Artist Micah Taylor has returned home to tiny Fiesta, Florida, to pick up the pieces after the death of the father who disowned him. Mourning and still hurting that his dad never accepted that his son was gay, Micah stands at an emotional crossroads, unsure of his next move. -

Cash Callahan was a born entrepreneur, spending all his lunch money in grade school on sweets at the dollar store - then selling it to his classmates for jacked-up prices. Now he's bought a town icon and turned it into The Sweet Tooth, Fiesta's only candy store.

When Micah decides to buy his father’s favorite candy to lay on his grave, the visit brings a flood of memories to both young men, who had admired each other from afar all through high school—though neither knew it at the time. Then Cash hires Micah to paint a mural on the side of his building, and they embark on a scorching-hot relationship on the down low.

Micah wants to publicly celebrate their rekindled feelings, but Cash fears the backlash from small-town minds intolerant of both gay and interracial romance.

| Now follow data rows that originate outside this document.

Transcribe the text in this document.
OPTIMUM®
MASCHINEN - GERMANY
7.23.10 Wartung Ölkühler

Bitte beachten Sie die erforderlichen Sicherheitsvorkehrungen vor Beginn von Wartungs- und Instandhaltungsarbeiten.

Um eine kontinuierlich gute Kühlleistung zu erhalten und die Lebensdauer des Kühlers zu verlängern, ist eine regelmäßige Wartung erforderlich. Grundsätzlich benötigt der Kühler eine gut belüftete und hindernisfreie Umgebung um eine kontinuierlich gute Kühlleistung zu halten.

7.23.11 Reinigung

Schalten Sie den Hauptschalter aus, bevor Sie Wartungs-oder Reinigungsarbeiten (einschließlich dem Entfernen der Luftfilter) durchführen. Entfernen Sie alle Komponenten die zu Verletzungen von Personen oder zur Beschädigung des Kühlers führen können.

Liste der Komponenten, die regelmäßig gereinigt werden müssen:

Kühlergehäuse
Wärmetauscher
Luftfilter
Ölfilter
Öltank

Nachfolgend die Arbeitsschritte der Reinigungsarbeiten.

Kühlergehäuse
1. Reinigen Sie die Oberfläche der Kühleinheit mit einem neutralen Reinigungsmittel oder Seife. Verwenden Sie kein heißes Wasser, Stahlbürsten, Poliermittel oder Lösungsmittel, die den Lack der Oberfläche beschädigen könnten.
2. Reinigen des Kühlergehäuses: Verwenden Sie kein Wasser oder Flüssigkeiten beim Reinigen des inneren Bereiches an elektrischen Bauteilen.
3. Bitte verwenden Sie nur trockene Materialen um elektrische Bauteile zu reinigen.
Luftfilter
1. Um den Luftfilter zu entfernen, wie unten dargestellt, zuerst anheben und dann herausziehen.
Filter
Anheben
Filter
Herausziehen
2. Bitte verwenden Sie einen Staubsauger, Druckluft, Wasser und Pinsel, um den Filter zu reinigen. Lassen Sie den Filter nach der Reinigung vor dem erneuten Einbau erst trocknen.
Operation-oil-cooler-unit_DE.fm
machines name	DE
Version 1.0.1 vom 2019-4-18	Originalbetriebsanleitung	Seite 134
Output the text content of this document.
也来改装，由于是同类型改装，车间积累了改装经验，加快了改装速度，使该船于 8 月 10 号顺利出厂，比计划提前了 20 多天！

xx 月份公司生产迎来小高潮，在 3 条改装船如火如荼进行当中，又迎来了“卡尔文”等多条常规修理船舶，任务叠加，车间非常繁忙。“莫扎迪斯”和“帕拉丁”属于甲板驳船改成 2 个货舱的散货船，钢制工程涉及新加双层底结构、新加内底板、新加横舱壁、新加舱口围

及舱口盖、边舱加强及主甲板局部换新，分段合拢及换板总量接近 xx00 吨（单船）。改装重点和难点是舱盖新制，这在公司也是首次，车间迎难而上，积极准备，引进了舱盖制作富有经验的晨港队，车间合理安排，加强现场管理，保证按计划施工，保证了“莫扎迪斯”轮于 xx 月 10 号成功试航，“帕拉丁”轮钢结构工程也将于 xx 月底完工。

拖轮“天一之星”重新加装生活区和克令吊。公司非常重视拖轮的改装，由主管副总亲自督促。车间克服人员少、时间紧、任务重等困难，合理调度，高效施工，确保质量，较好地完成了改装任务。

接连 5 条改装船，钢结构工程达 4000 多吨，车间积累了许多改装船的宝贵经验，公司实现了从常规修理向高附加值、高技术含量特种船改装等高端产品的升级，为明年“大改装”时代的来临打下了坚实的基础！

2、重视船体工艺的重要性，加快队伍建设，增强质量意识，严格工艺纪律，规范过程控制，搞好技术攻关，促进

Can Micah convince him that life is sweeter when you’re true to yourself?

Review:

Origanally posted at The Romance Reviews:
http://glbt.theromancereviews.com/viewbooks.php?bookid=21167


Like the title, a sweet and sexy story about lost loves and second chances.

Micah has been estranged from his father for years, ever since his father threw him out the night he discovered his son was gay. He always thought they'd have time to reconcile, for his father to come to terms with the fact his son was gay. But his father's sudden death by a stroke soon puts paid to that idea. Micah misses the funeral by a couple of weeks. Guilt-ridden and aimless (for he has just been thrown out of art school) he heads back to his small home town of Fiesta, Florida.

His father never liked flowers, so instead Micah goes to buy his father's favourite sweets from the new candy store, Sweet Tooth. And comes face to face with his high-school crush, Cash. Cash has lived in Fiesta his whole life, has hidden who he is for that time too. Only too aware of the small town mentality, he is so far in the closet that he has almost come back out the other side. He dated women for a while, trying to keep up appearances, but his heart and other parts of his anatomy weren't in it. In the end he just gave up and settled on self-imposed abstinence rather than risk dating a man. And now the one man who could make his whole life unravel is standing in his shop and looking even better than Cash remembered.

But Micah is only passing through town and Cash is torn in two. He wants Micah, very badly, but he also doesn't want to be the subject of gossip from his neighbours and friends. He has a good life, if not emotionally satisfying. Can he risk it all on something that might only be a one-night stand anyway? Is Micah worth the risk? Can he have the reality rather than the fantasies he's harboured for so long?

Delicious, that's the one word that springs to mind when reading this book. Or that might be all the reference to candy and sweets. Micah and Cash both have different sets of baggage, both unsure if the other is even gay, if they like them like that and misunderstandings sometimes get in the way of their romance.

The characterization is excellent and the setting itself seems at times to be a character of its own too. You can feel the Florida heat, smell the vegetation, see the surf pounding against the sand as the author has described things so well. The words are sparing, with just enough description to let the reader set the scene themselves.

We got the story from both Micah's and Cash's point of view, which I approve of heartily. It's good to get inside the head of each character. They both engender empathy and sympathy and I was rooting for them both to get their HEA. The love scenes are both tender and sexy, these are men who have waited years to finally be together, so you know it shouldn't be rushed. And it isn't, the pacing seem just about right for these two.

If you're looking for a sweet, sexy read, give SWEET TOOTH a go.